Gesagt, getan: als d’Étampes einige Tage später erneut zur Audienz erschien, wurde der Plan in die Tat umgesetzt. Die Tore der französischen Botschaft waren kaum gesprengt, als die sbirri auch schon das gesamte Botschaftspersonal festnahmen, damit es nicht etwa den Hausherrn benachrichtigen konnte. Dann machte man sich daran, das beschriebene Versteck zu suchen, wo man den Verbrecher in ahnungslosem Schlaf antraf, ihn sich in aller Eile ankleiden ließ, fesselte und zum Quirinal abführte. Da von Seiten der völlig überraschten Franzosen keinerlei Widerstand geleistet wurde, brauchten die Soldaten nicht einzugreifen und auch der Einsatz der Feldgeschütze in den engen Straßen Roms unterblieb.
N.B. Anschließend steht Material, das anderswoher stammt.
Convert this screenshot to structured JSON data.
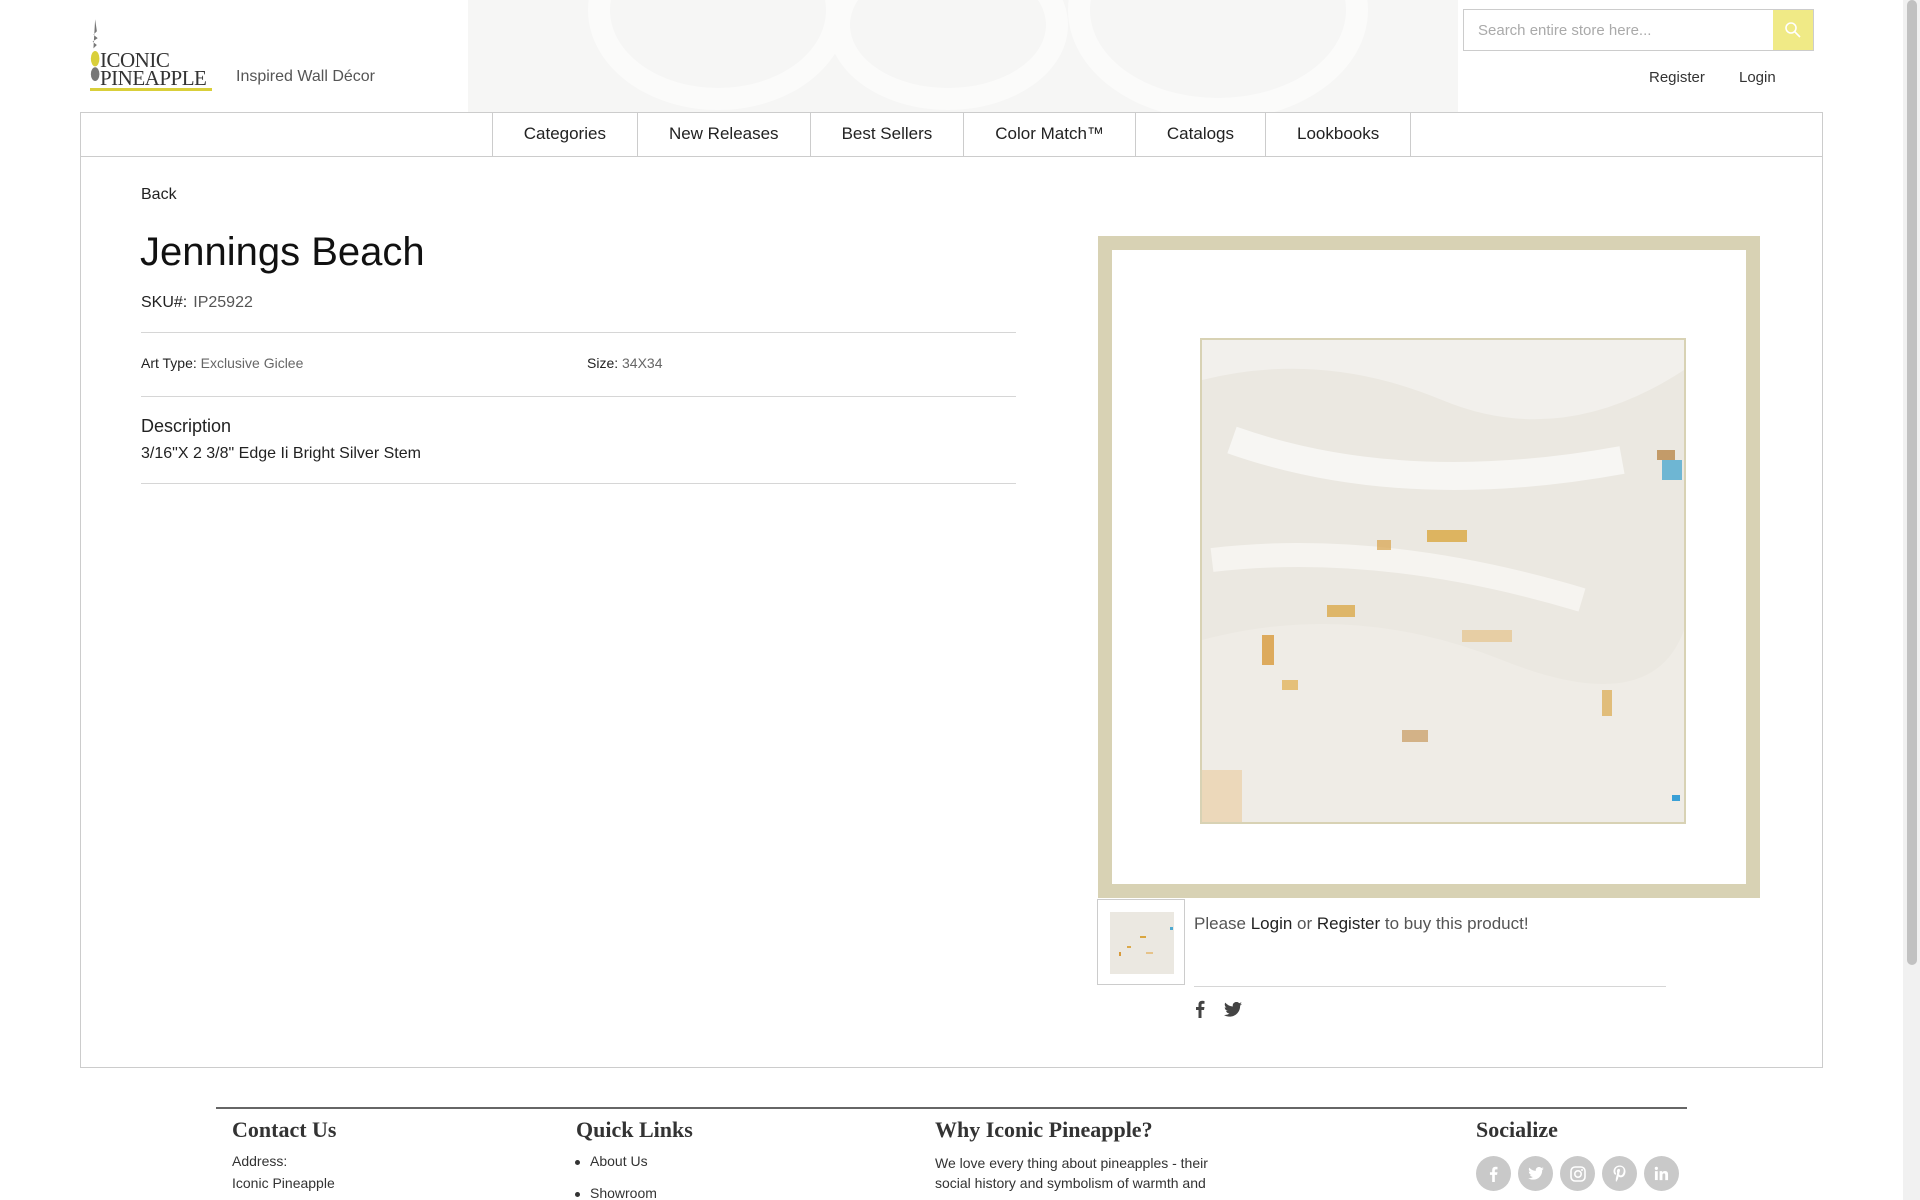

Als der Papst die Prozession der sbirri mit dem Delinquenten in ihrer Mitte sah, rief er den Botschafter ans Fenster und machte seine Vorsätze wahr, indem er ihn ins Gesicht einen Lügner nannte, und, besonders tödlicher Vorwurf in der auf Etikette bedachten höfischen Gesellschaft, einen schlechten Edelmann. D’Étampes war tatsächlich für einen Augenblick sprachlos, erst recht als ihm bedeutet wurde, er habe drei Stunden Zeit, um Rom, sechs Stunden, um den Kirchenstaat zu verlassen. Doch war es eher ein Schweigen der Wut als der Beschämung. Kaum in der Botschaft zurück, schickte er einen Eilboten los, der die Nachricht vom Skandal nach Paris bringen sollte. Daraufhin verließ er wie befohlen Rom.
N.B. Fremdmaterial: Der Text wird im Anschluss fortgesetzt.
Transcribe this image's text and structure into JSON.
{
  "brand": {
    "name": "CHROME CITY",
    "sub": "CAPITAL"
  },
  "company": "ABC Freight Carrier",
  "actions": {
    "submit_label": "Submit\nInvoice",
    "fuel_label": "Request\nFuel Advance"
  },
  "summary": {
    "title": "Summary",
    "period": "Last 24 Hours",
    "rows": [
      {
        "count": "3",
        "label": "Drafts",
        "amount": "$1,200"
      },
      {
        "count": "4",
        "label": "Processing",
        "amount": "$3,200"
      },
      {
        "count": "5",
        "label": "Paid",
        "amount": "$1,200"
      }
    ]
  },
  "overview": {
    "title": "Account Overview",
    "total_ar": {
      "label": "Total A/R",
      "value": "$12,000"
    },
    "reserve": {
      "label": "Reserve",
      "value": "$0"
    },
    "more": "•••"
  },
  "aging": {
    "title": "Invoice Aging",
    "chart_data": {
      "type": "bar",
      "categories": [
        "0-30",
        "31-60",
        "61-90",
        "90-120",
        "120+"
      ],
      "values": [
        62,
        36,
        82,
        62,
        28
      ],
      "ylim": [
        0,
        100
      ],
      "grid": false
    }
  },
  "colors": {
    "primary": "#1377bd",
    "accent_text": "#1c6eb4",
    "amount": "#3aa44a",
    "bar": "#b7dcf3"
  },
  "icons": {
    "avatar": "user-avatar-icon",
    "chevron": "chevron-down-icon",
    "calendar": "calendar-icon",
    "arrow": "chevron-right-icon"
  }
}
Der Nachrichtenverkehr im 17. Jahrhundert war für unsere Begriffe äußerst langsam; selbst ein hoch bezahlter Eilbote brauchte unter günstigen Bedingungen rund zehn Tage von Rom nach Paris. Es versteht sich, dass d’Étampes der Ansicht war, die Ereignisse würden die Sendung eines solchen rechtfertigen. Die Antwort des französischen Königs kam denn auch rasch, und sie fiel aus, wie d’Étampes es erhofft und erwartet hatte. In hochoffizieller Empörung über die Verletzung der diplomatischen Immunität wurde verlangt, der Papst solle unverzüglich Genugtuung leisten, und zwar indem er zuallererst den Botschafter nach Rom zurückrufe, zweitens die am Übergriff auf die Botschaft beteiligten sbirri öffentlich hinrichten lasse und drittens den governatore der Stadt Rom nach Paris schicke, damit er dort offiziell den König um Entschuldigung bitte.
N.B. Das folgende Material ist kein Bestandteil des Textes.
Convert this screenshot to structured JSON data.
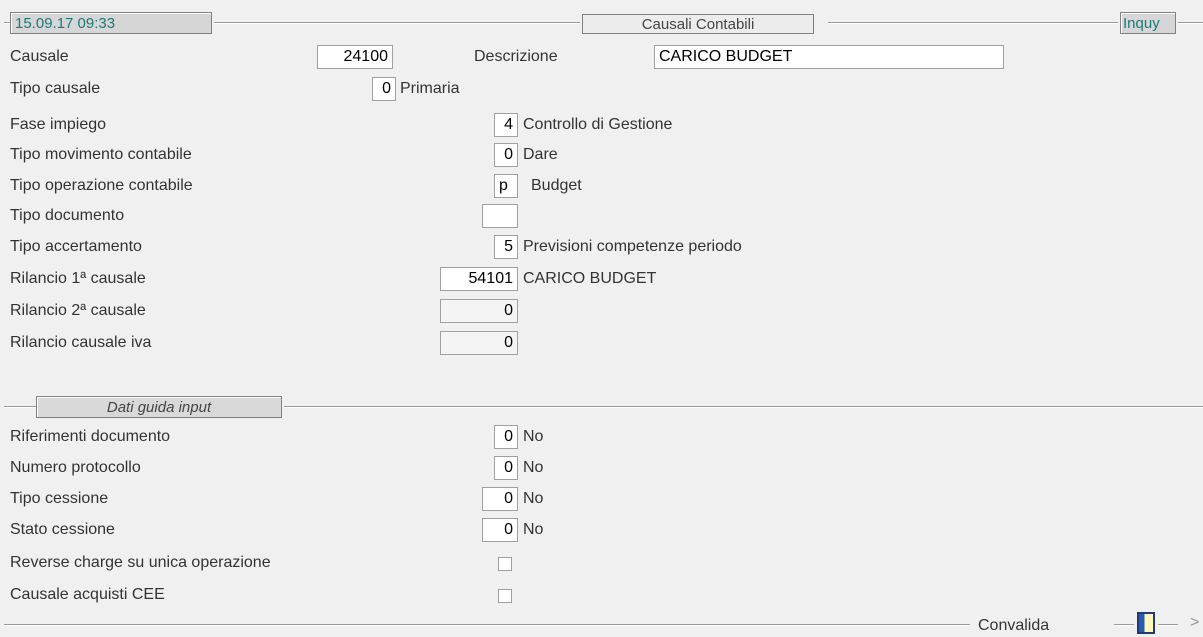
{
  "header": {
    "timestamp": "15.09.17 09:33",
    "title": "Causali Contabili",
    "mode": "Inquy"
  },
  "fields": {
    "causale_label": "Causale",
    "causale_value": "24100",
    "descrizione_label": "Descrizione",
    "descrizione_value": "CARICO BUDGET",
    "tipo_causale_label": "Tipo causale",
    "tipo_causale_value": "0",
    "tipo_causale_text": "Primaria",
    "fase_impiego_label": "Fase impiego",
    "fase_impiego_value": "4",
    "fase_impiego_text": "Controllo di Gestione",
    "tipo_movimento_label": "Tipo movimento contabile",
    "tipo_movimento_value": "0",
    "tipo_movimento_text": "Dare",
    "tipo_operazione_label": "Tipo operazione contabile",
    "tipo_operazione_value": "p",
    "tipo_operazione_text": "Budget",
    "tipo_documento_label": "Tipo documento",
    "tipo_documento_value": "",
    "tipo_accertamento_label": "Tipo accertamento",
    "tipo_accertamento_value": "5",
    "tipo_accertamento_text": "Previsioni competenze periodo",
    "rilancio1_label": "Rilancio 1ª causale",
    "rilancio1_value": "54101",
    "rilancio1_text": "CARICO BUDGET",
    "rilancio2_label": "Rilancio 2ª causale",
    "rilancio2_value": "0",
    "rilancio_iva_label": "Rilancio causale iva",
    "rilancio_iva_value": "0"
  },
  "section": {
    "title": "Dati guida input"
  },
  "input_guide": {
    "riferimenti_label": "Riferimenti documento",
    "riferimenti_value": "0",
    "riferimenti_text": "No",
    "protocollo_label": "Numero protocollo",
    "protocollo_value": "0",
    "protocollo_text": "No",
    "cessione_label": "Tipo cessione",
    "cessione_value": "0",
    "cessione_text": "No",
    "stato_label": "Stato cessione",
    "stato_value": "0",
    "stato_text": "No",
    "reverse_label": "Reverse charge su unica operazione",
    "cee_label": "Causale acquisti CEE"
  },
  "footer": {
    "convalida": "Convalida",
    "chevron": ">"
  }
}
Der Papst war erneut außer sich. Hatte er nicht mit seiner Polizeiaktion lediglich das Recht, ja die Pflicht eines verantwortungsbewussten Landesherren ausgeübt? War nicht auf dem Botschaftsgelände tatsächlich ein notorischer, steckbrieflich gesuchter Mörder gefasst worden? Und hatte d’Étampes-Valençay schließlich nicht nur mit dessen Aufnahme gegen Recht und Gesetz verstoßen, sondern ihn darüber hinaus auch noch angelogen? Der Wutausbruch war verständlich und ebenso die nächste Reaktion Innozenz’ X. Gegenüber dem Überbringer des französischen Forderungskataloges, Henri Arnauld, Abt von S. Nicola, lehnte er es kategorisch ab, über eine Rückkehr d’Étampes in die Ewige Stadt auch nur zu verhandeln. Die unerträgliche Arroganz und maßlose Unverschämtheit des Diplomaten wolle er an seinem Hof nicht mehr dulden.